I came up with something else:

Let y=2017

x^x^x^y=y
-> x^x^x^(x^x^x^y)=y
-> x^x^x^( x^x^x^(x^x^x^y))=y
...
-> Infinite tower of x^x...=y
-> x^(infinite tower)=y
-> x^y=y
-> x=y^(1/y)

thephysicistcuber

My mans flexing with the Supreme jacket 😂😂😂👌

SeaYou

"Isn't it?" is #1.
#2 is "... for you guys."

ffggddss

You can start from the easier equation and then raise x to the power of each. On the left you get the intermediately difficult equation and on the right you get (2017^(1/2017))^2017 Wich gets you back to 2017. From there you can conclude that no matter how many X's there are your original solution for x will always be an answer.

deeptochatterjee

so if we have x^x^x^x^n=n the answer will be n^(1/n)?

atuuuuum

for x^x^x^x^... ad infinitum=2017, following the exponential order of operations, you can let y=x^x^x^...=2017, such that x^y=2017 or x^2017=2017, which reduces it to the first case.

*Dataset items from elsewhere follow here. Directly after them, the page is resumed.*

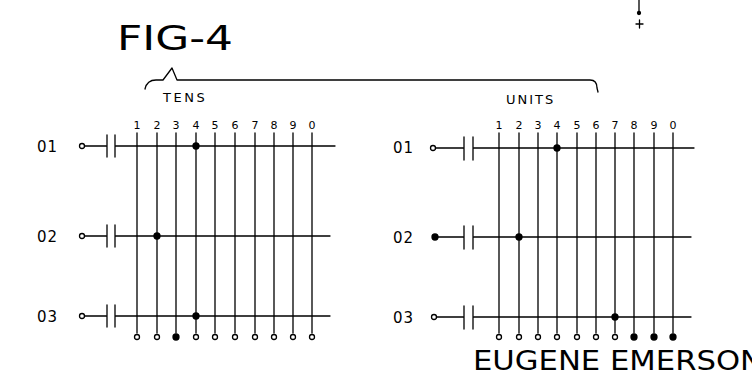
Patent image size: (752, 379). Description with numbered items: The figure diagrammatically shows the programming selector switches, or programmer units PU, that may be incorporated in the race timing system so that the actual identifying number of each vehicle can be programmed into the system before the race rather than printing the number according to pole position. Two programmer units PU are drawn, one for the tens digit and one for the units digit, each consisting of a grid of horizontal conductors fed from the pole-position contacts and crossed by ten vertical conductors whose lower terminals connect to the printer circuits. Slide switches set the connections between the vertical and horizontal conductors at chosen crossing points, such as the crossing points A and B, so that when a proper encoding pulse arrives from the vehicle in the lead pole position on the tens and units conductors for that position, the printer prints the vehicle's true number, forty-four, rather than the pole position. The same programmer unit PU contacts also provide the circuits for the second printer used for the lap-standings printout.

The crossing point A is at (203, 137).
The crossing point B is at (551, 154).
The programmer units PU is at (409, 336).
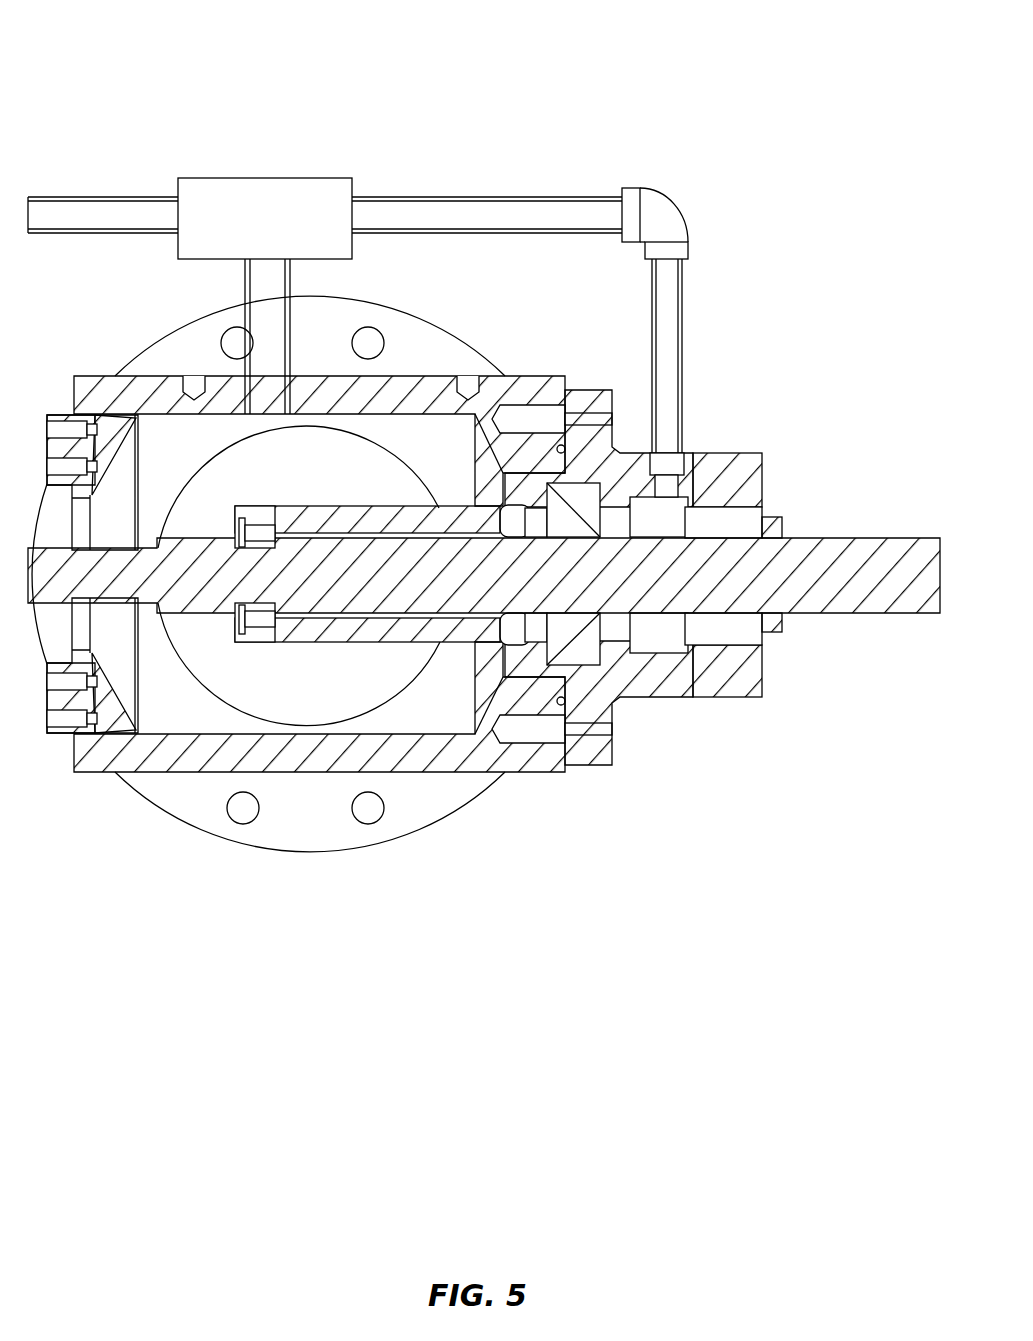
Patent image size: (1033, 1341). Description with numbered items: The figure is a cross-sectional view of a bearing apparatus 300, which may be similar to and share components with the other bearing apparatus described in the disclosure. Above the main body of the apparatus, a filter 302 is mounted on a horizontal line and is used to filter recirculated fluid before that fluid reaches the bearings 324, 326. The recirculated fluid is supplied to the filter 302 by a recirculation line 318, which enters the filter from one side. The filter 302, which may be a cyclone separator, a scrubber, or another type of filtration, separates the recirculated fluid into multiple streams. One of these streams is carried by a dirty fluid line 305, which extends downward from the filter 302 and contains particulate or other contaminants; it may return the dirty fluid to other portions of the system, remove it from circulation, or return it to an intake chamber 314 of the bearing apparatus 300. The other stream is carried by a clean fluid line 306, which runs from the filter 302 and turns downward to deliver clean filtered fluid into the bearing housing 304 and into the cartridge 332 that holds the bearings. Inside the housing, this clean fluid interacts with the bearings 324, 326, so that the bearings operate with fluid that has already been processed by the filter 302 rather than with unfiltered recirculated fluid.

The bearing apparatus 300 is at (482, 461).
The filter 302 is at (272, 178).
The bearing housing 304 is at (207, 752).
The dirty fluid line 305 is at (265, 350).
The clean fluid line 306 is at (487, 197).
The intake chamber 314 is at (417, 447).
The recirculation line 318 is at (138, 197).
The bearing 324 is at (263, 638).
The bearing 326 is at (580, 495).
The cartridge 332 is at (410, 628).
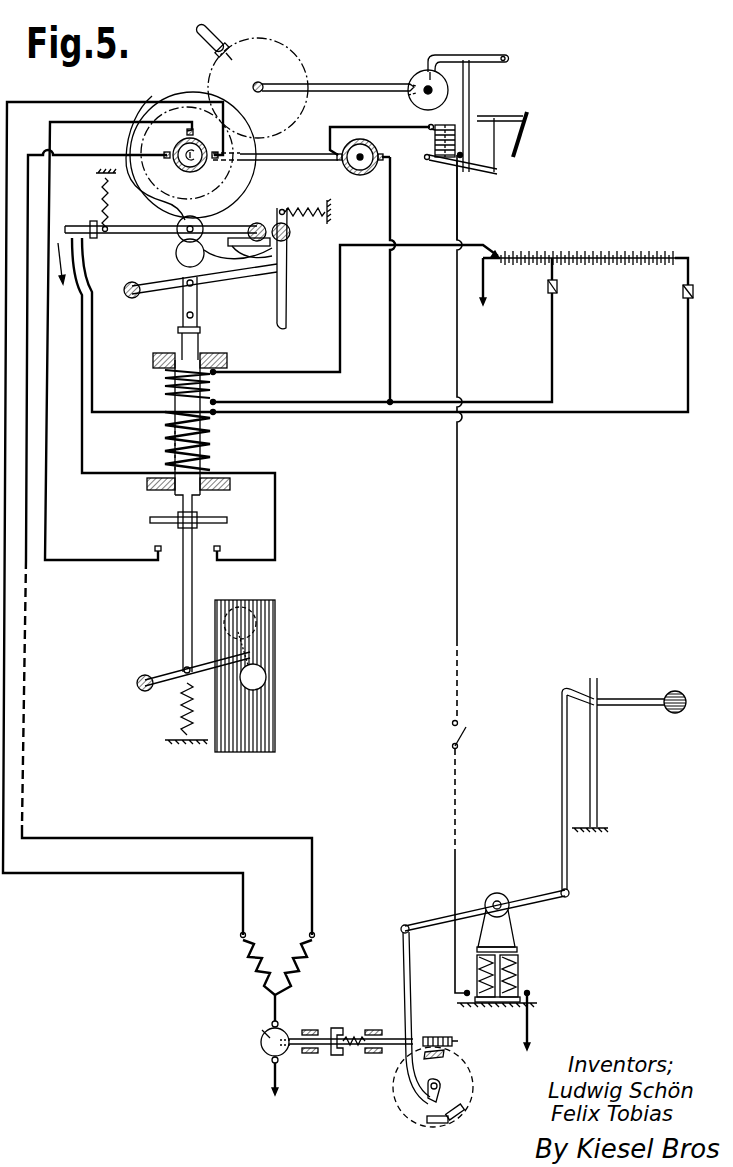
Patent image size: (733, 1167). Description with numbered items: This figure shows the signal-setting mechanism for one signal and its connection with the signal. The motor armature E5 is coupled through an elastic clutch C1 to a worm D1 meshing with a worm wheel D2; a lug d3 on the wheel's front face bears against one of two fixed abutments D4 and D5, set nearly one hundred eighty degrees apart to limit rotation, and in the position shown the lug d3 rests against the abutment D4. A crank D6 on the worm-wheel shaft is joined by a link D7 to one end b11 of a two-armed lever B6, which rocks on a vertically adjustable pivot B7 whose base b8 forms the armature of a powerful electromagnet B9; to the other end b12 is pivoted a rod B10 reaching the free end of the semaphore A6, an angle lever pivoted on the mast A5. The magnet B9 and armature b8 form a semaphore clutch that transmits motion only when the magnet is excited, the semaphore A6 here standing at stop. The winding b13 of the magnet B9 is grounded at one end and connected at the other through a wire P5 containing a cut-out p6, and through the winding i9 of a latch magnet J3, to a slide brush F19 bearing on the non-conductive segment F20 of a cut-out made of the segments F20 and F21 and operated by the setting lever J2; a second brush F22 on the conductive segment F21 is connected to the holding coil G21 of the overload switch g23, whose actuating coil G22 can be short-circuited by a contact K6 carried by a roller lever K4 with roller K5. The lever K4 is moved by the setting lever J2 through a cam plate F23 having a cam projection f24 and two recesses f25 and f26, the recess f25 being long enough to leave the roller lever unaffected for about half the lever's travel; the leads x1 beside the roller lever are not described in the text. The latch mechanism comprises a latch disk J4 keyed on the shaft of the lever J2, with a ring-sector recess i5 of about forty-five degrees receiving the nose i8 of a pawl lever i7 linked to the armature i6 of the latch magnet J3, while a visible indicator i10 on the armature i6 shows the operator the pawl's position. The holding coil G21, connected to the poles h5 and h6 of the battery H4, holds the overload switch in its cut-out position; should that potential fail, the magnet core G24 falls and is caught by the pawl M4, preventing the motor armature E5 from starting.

So in a way, it does work for "infinity". (Idea from Mind Your Decisions' Infinite Exponent Tower video.)

badrunna-im

I look forward to many, many more great integrations etc in 2018. Have a great year.

gadxxxx

I honestly love using logic as a way of solving complex equations

ethanalaniz

After considerable poking around on a calculator, I started thinking along the lines of solving one of those infinite power tower equations, where you just say, x^... = a ; xª = a ; x = ª√a .
Namely, I finally realized that if x²⁰¹⁷ = 2017, then that value will "propagate" from the top, all the way down.
So the solution is x = ²⁰¹⁷√2017 =

Because, given x²⁰¹⁷ = 2017, the 'tower' collapses, thus:

x^(x^(x^2017)) = x^(x^2017) = x^2017 = 2017

ffggddss

log_x (X^X^X^2017)= log_x(2017) we log both sides with log base x
X^X^2017= log_x(2017) we simplify the first part
X^X^2017=x^2017 we solve for second part
X^2017=2017 base are the same so much also be the powers
and you are done

sonaruo

I was thinking like:-
X^x^x^2017=2017
But 2017 on left is x^x^x^2017
If we do repeated substitution for 2017 on left
We get,

x^2017=2017
x=2017^1/2017

analyticssingh

Other solution. Plug left hand side in place of 2017 on and on, acquiring an infinite power tower = 2017. Infinite tower is x^(infinite towerl So x^2017=2017, and we find a root and we are done.

mateuszokulus

Take log_x on both sides 3 times
2017 = log_x(log_x(log_x(2017)))
Repeatedly applying log_x can't go down and back up or up and back down; it has to be a fixed point
So, log_x(2017) = 2017, which can be rearranged to x^2017 = 2017, so x = 2017 ^ (1 / 2017)

hhhhhh

And similarly, for all value a
a > 0,
X ^ X ^ X ^ a = a
implies that
X = a ^ (1 / a)

danielfernandocarballo